The initial pairs they were presented served as the imprinting ones; it would be the characteristics of these pairs which the ducklings would first learn. The initial pairs involved red cones and red cylinders which the ducklings were left to observe and assimilate into their minds for 25 minutes. They were then exposed to a range of different pairs of objects: red pyramid and red pyramid, red cylinder and red cube.

What Kacelnik and his research partner found was that the ducklings weren’t imprinting the individual features of the objects but the relations between them; it’s why of the 76 ducklings that were experimented with, 68 per cent tended to move towards the new pairs which were identical to the very first pairs they were exposed to.

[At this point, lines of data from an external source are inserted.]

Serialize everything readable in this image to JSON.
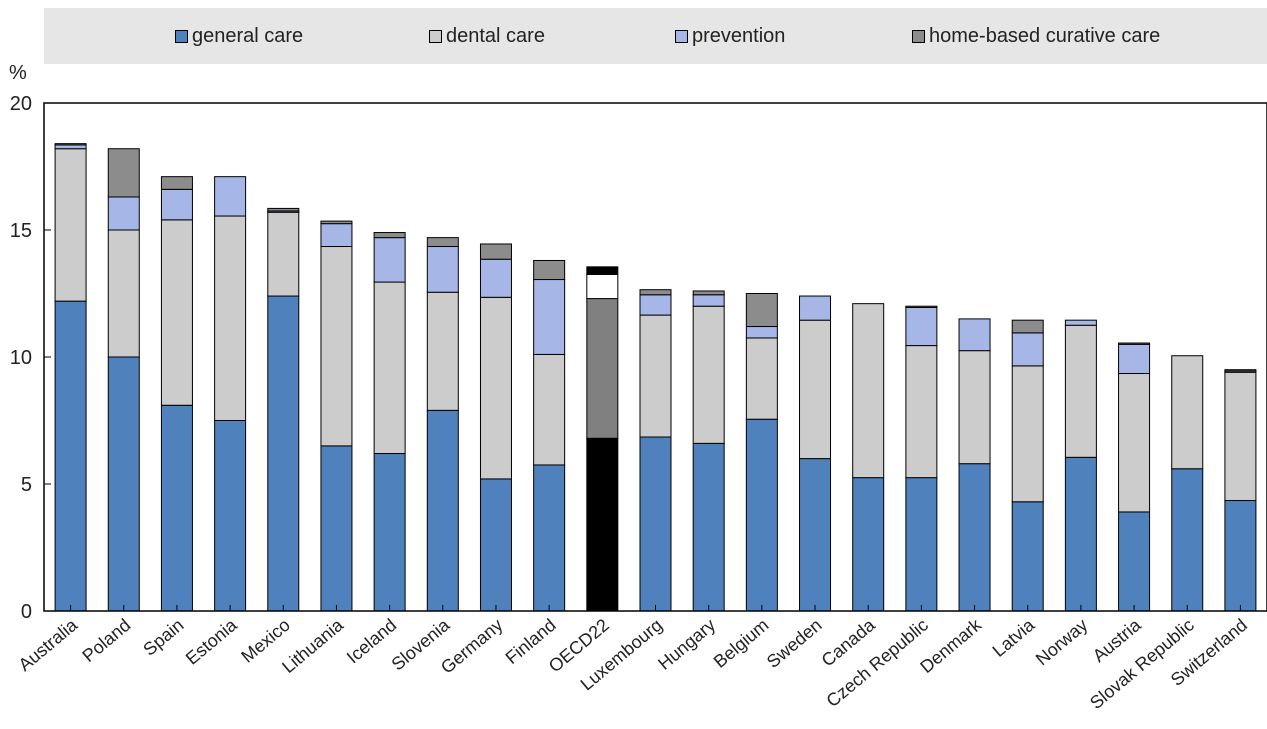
{
  "chart_data": {
    "type": "bar",
    "stacked": true,
    "ylabel": "%",
    "ylim": [
      0,
      20
    ],
    "yticks": [
      0,
      5,
      10,
      15,
      20
    ],
    "grid": false,
    "legend_position": "top",
    "categories": [
      "Australia",
      "Poland",
      "Spain",
      "Estonia",
      "Mexico",
      "Lithuania",
      "Iceland",
      "Slovenia",
      "Germany",
      "Finland",
      "OECD22",
      "Luxembourg",
      "Hungary",
      "Belgium",
      "Sweden",
      "Canada",
      "Czech Republic",
      "Denmark",
      "Latvia",
      "Norway",
      "Austria",
      "Slovak Republic",
      "Switzerland"
    ],
    "highlight_category": "OECD22",
    "series": [
      {
        "name": "general care",
        "color": "#4f81bd",
        "highlight_color": "#000000",
        "values": [
          12.2,
          10.0,
          8.1,
          7.5,
          12.4,
          6.5,
          6.2,
          7.9,
          5.2,
          5.75,
          6.8,
          6.85,
          6.6,
          7.55,
          6.0,
          5.25,
          5.25,
          5.8,
          4.3,
          6.05,
          3.9,
          5.6,
          4.35
        ]
      },
      {
        "name": "dental care",
        "color": "#cccccc",
        "highlight_color": "#808080",
        "values": [
          6.0,
          5.0,
          7.3,
          8.05,
          3.3,
          7.85,
          6.75,
          4.65,
          7.15,
          4.35,
          5.5,
          4.8,
          5.4,
          3.2,
          5.45,
          6.85,
          5.2,
          4.45,
          5.35,
          5.2,
          5.45,
          4.45,
          5.05
        ]
      },
      {
        "name": "prevention",
        "color": "#a6b6e6",
        "highlight_color": "#ffffff",
        "values": [
          0.15,
          1.3,
          1.2,
          1.55,
          0.05,
          0.9,
          1.75,
          1.8,
          1.5,
          2.95,
          0.95,
          0.8,
          0.45,
          0.45,
          0.95,
          0.0,
          1.5,
          1.25,
          1.3,
          0.2,
          1.15,
          0.0,
          0.05
        ]
      },
      {
        "name": "home-based curative care",
        "color": "#8c8c8c",
        "highlight_color": "#000000",
        "values": [
          0.05,
          1.9,
          0.5,
          0.0,
          0.1,
          0.1,
          0.2,
          0.35,
          0.6,
          0.75,
          0.3,
          0.2,
          0.15,
          1.3,
          0.0,
          0.0,
          0.05,
          0.0,
          0.5,
          0.0,
          0.05,
          0.0,
          0.05
        ]
      }
    ]
  }
}
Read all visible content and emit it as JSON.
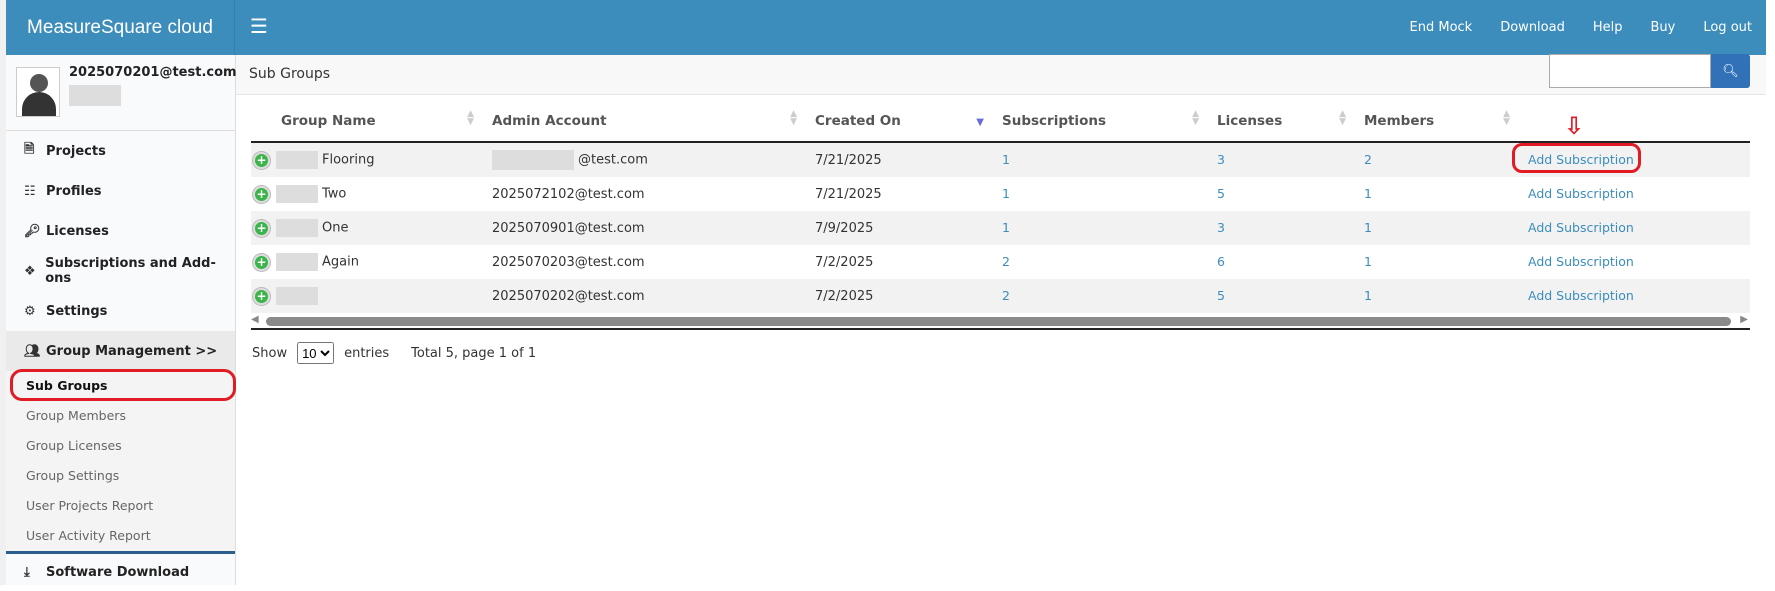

Put simply, if they initially imprinted an identical pair of objects, they were more likely to favour a second pair of identical objects, but if they initially imprinted a pair of objects that were different, they would favour a second pair of differing objects similar to the first.

The results from the experiment seem to highlight a misunderstanding of the advanced nature of this type of conceptual thought process. As science journalist Ed Yong suggests, there could be, “different levels of abstract concepts, from simple ones that young birds can quickly learn after limited experience, to complex ones that adult birds can cope with”.

Though the research doesn’t in any way assume or point towards intelligence in ducklings to rival that of humans, it seems that the growth in scientific literature on the topic continues to refute the notions that human being as somehow superior. Kacelnik told me: “The last few decades of comparative cognition research have destroyed many claims about human uniqueness and this trend is likely to continue.”